From 'Here' to 'There': Exploring Proximity Semantics in Multimodal Data Exploration
Dennis Bromley, Diana Wang, Vidya Setlur
TLDR
A multimodal data exploration system integrates sketching, language, and annotations, leveraging "proximity semantics" to disambiguate user intent.
Key contributions
- Introduces a multimodal probe for time-series and geospatial data exploration.
- Combines free-form sketching, natural language, and visual annotations in a unified space.
- Employs a hybrid architecture using geometric sketch matching and visual language models (VLMs).
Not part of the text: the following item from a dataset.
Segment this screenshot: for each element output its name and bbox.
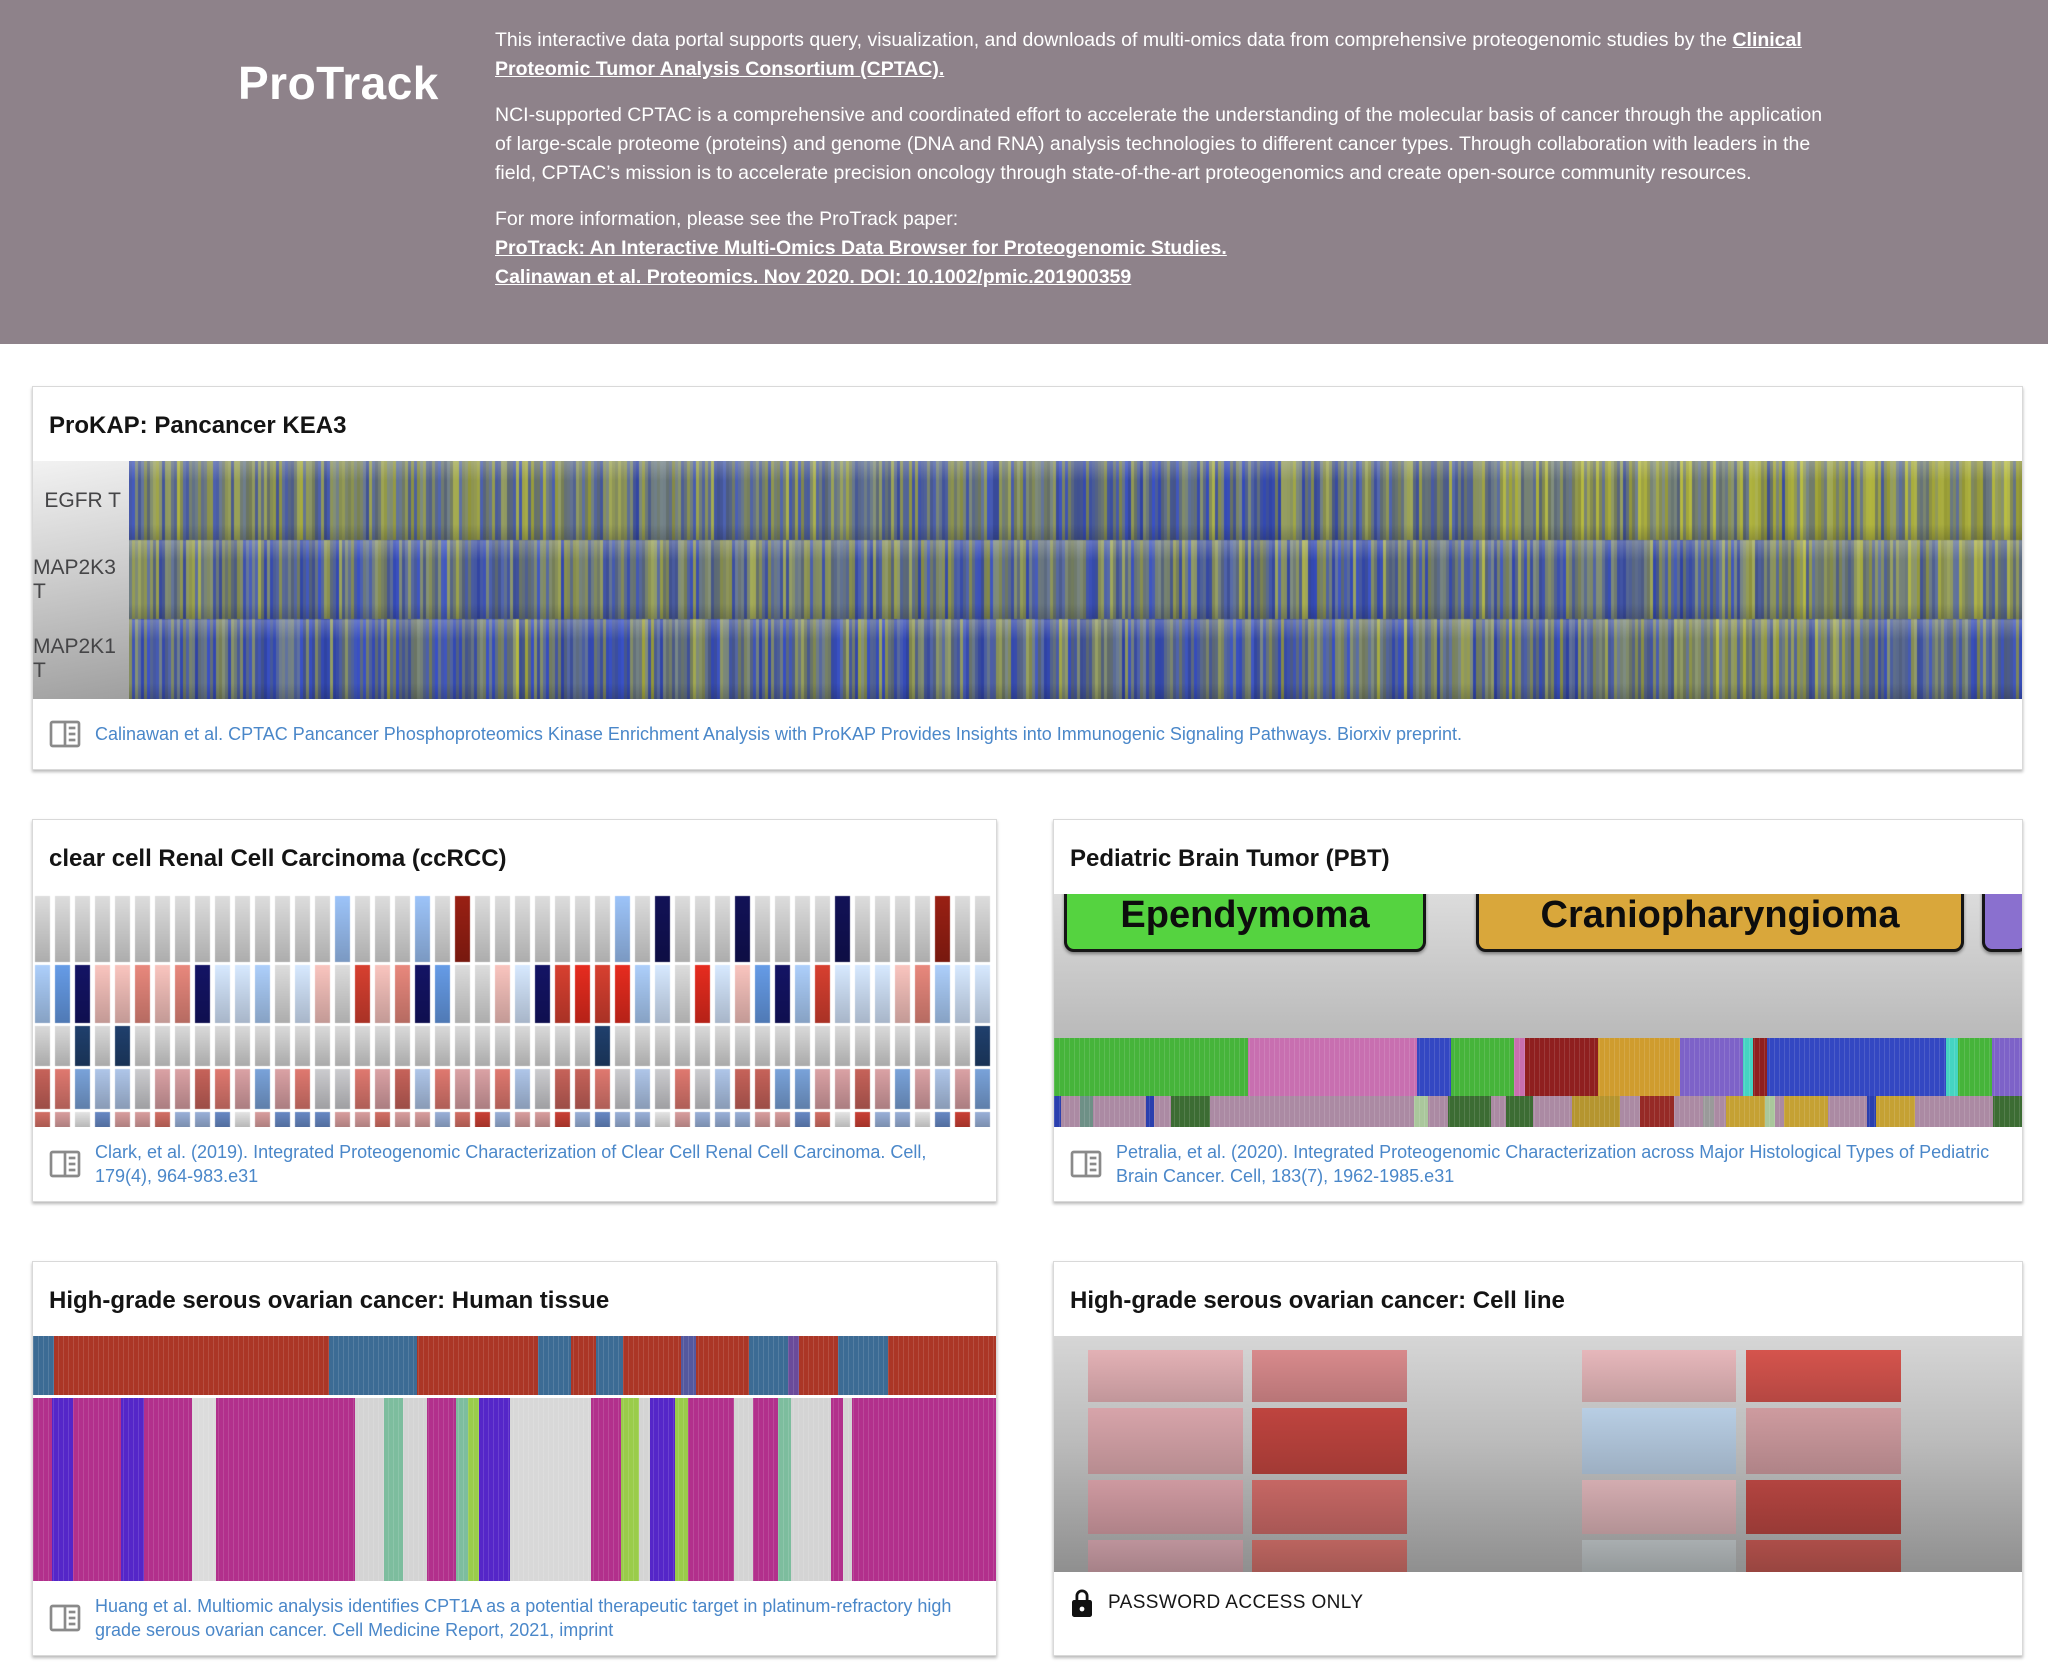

- Identifies "proximity semantics" where meaning is shaped by the closeness of multimodal elements.
Why it matters
Existing data exploration tools often miss subtle user intent. This paper introduces a multimodal system that leverages sketching, language, and annotations, revealing "proximity semantics." This concept provides a valuable framework for designing more intuitive and powerful data exploration interfaces.
Original Abstract
Modern data exploration tools often struggle to capture the subtleties of analytical intent, especially when users seek patterns that are difficult to specify using traditional query methods or natural language alone. We introduce a multimodal research probe for querying time-series and geospatial data that integrates free-form sketching, natural language, and visual annotations within a unified interaction space. Users articulate queries by sketching trends or spatial paths and augmenting them with annotations and analytical directives grounded in shared spatial and temporal context. The system employs a hybrid architecture combining geometric sketch matching and visual language models (VLMs) to support queries that interleave pattern matching and semantic constraints. Through a preliminary study with 20 participants, we observed recurring interaction patterns in which participants used spatial, temporal, and visual proximity to relate sketches, annotations, and language. Rather than treating these as isolated inputs, participants relied on their relative placement to disambiguate meaning. We analyze these behaviors as evidence for proximity semantics (PS), a form of deictic disambiguation in which meaning is shaped by the closeness of multimodal elements within a shared interaction space. We present PS as a conceptual lens grounded in observed user behavior, and discuss its implications for the design of future multimodal data exploration systems.